Forget Twitter - the library is the actual public square. It’s often repeated that if libraries were suggested today, they would be a completely non-starter. (“Socialism!” “But who’s going to pay for it!” “I don’t want my kids in a place that’s so dangerous.”) The Library Book reminds us just what we would lose without them, and offers a realistic but hopeful view of the future of these sacred spaces.
YES I LIKE LIBRARIES OKAY LIBRARIES 4EVA PEACE LOVE AND LIBRARIES KEEP CALM AND GO TO A LIBRARY DODGE DUCK DIP LIBRARY & DODGE
Or if you want the romcom version of this, you could just read Emily Henry’s Book Lovers. You do you.
Did you read The Library Book when it actually came out, like a modern-day person? Tell me what you thought!
The Card Catalog of Closing Thoughts
Yes, I 100% made check-out cards for my books when I was a kid. Yes, I have always been this nerdy, homebody person.
If this week’s book doesn’t sound at all interesting to you, check out the archive with many weeks of All Genre of Books (MUCH LIKE A LIBRARY. CAN’T STOP WON’T STOP)
If you wonder why I rhapsodized about this book and then gave it 3.5 lambs, it’s because you don’t yet know the Gentle Lamb Reading Diagnostic Scale! Check it out here.
The links above go to Bookshop.org, which supports indie bookstores. You can select the bookstore you want to support, even! Is there anything more noble.
Love love love love this book. I read it during the early stages of pandemic lockdown in 2020, when I was *inhaling* books to stave off a nervous breakdown (or something) and I returned to it a few weeks ago, sort of to do the same. Here's what I said about it in my (now mostly defunct) reading newsletter back in 2020. I think I stand by it:
The Library Book is a true crime story about a fire at the Downtown Los Angeles Public Library and the troubled man who may or may not have started it. Actually, scratch that. It’s a love letter to the DTLA Public Library in the guise of storytelling about its history, inner workings, and dedicated staff. Hmmm… scratch that, too. It’s in-depth reporting about the modern role of public libraries in our cities, especially Los Angeles, grounded in several compelling character studies.

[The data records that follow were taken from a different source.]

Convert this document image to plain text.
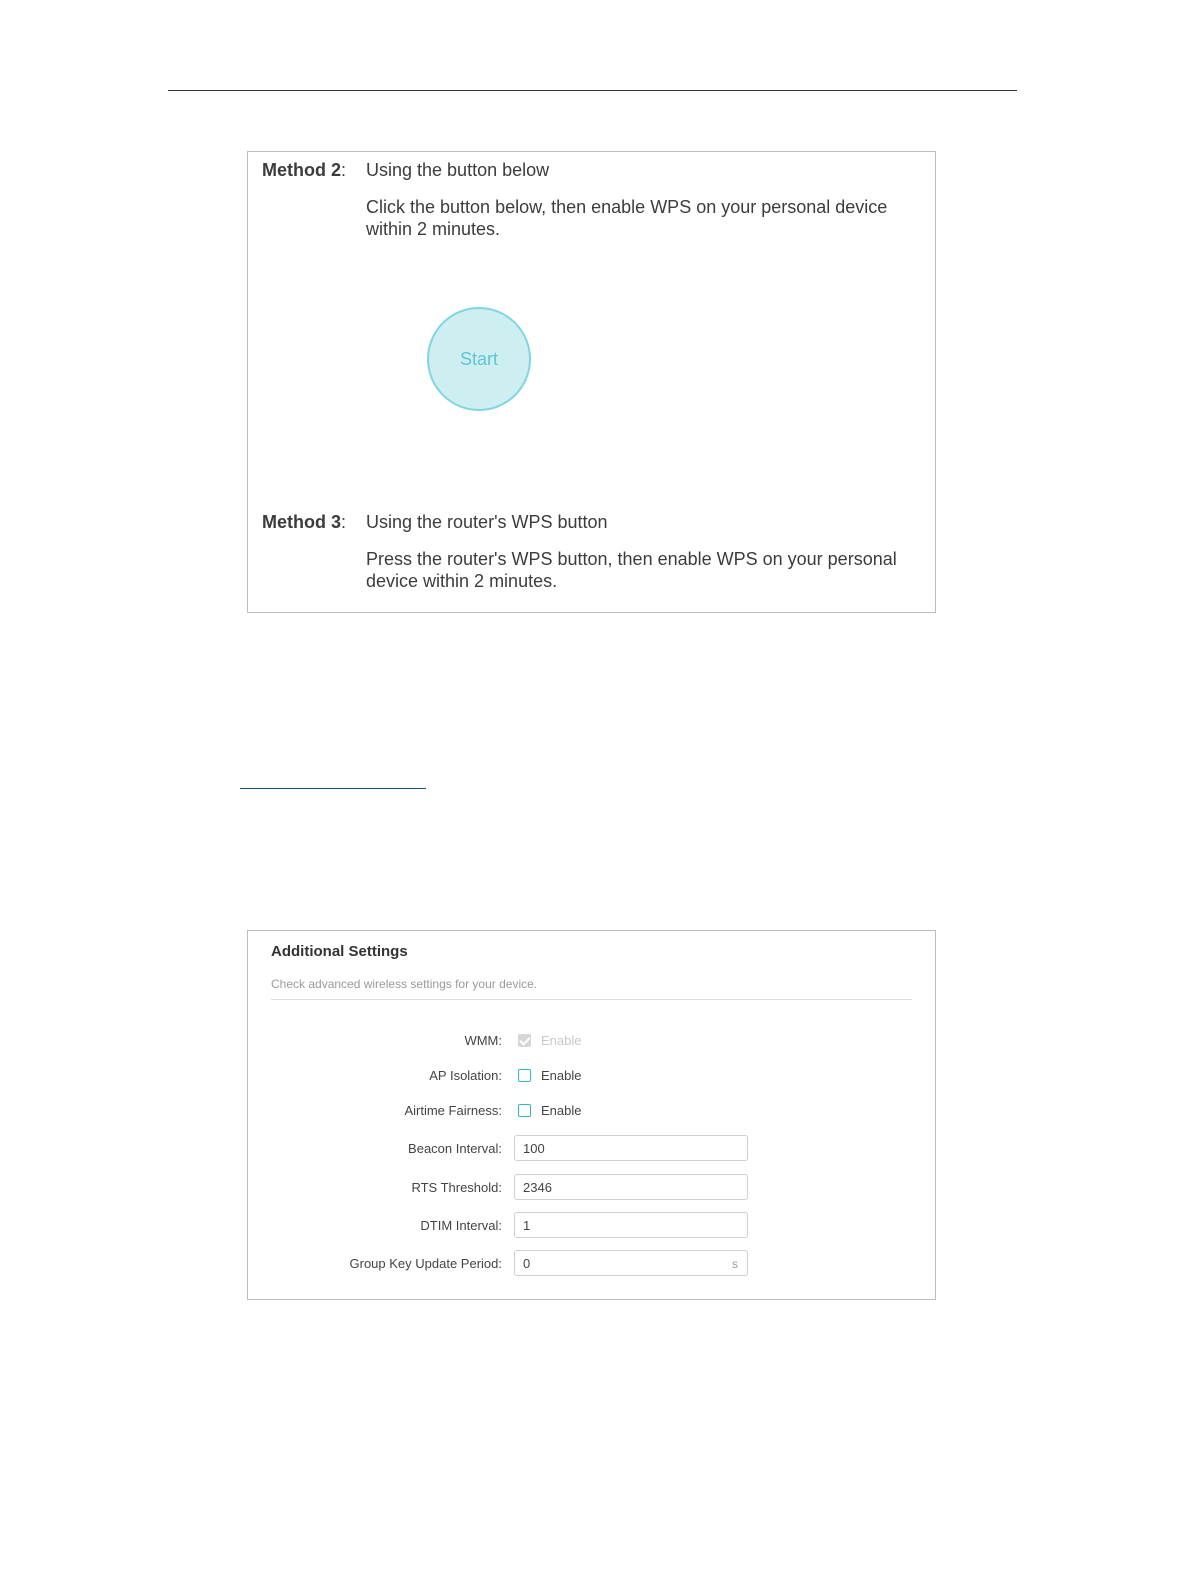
Method 2: Using the button below
Click the button below, then enable WPS on your personal device within 2 minutes.
Start
Method 3: Using the router's WPS button
Press the router's WPS button, then enable WPS on your personal device within 2 minutes.
Additional Settings
Check advanced wireless settings for your device.
WMM:	Enable
AP Isolation:	Enable
Airtime Fairness:	Enable
Beacon Interval:
100
RTS Threshold:
2346
DTIM Interval:
1
Group Key Update Period:
0	s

The Library Book is all of those things, and more. Organized like a library (by topic instead of chronology) it will make you laugh, make you think, and make you head to your local library branch for your own shiny new library card if you don’t have one already. At a minimum, it’ll make you want to visit the DTLA Public Library. (Let me know when you’ve got that urge — I’ll meet you there!)
Original, thorough, and compelling, The Library Book is a beautifully written page-turner about what you might previously have thought was a staid topic.
Just bought it! Libraries were so important to me as a kid. I walked alone as 8 year old to my local library and stayed for hours. I feel so old just writing that sentence and sad knowing that others won’t feel the independence and wonder I felt.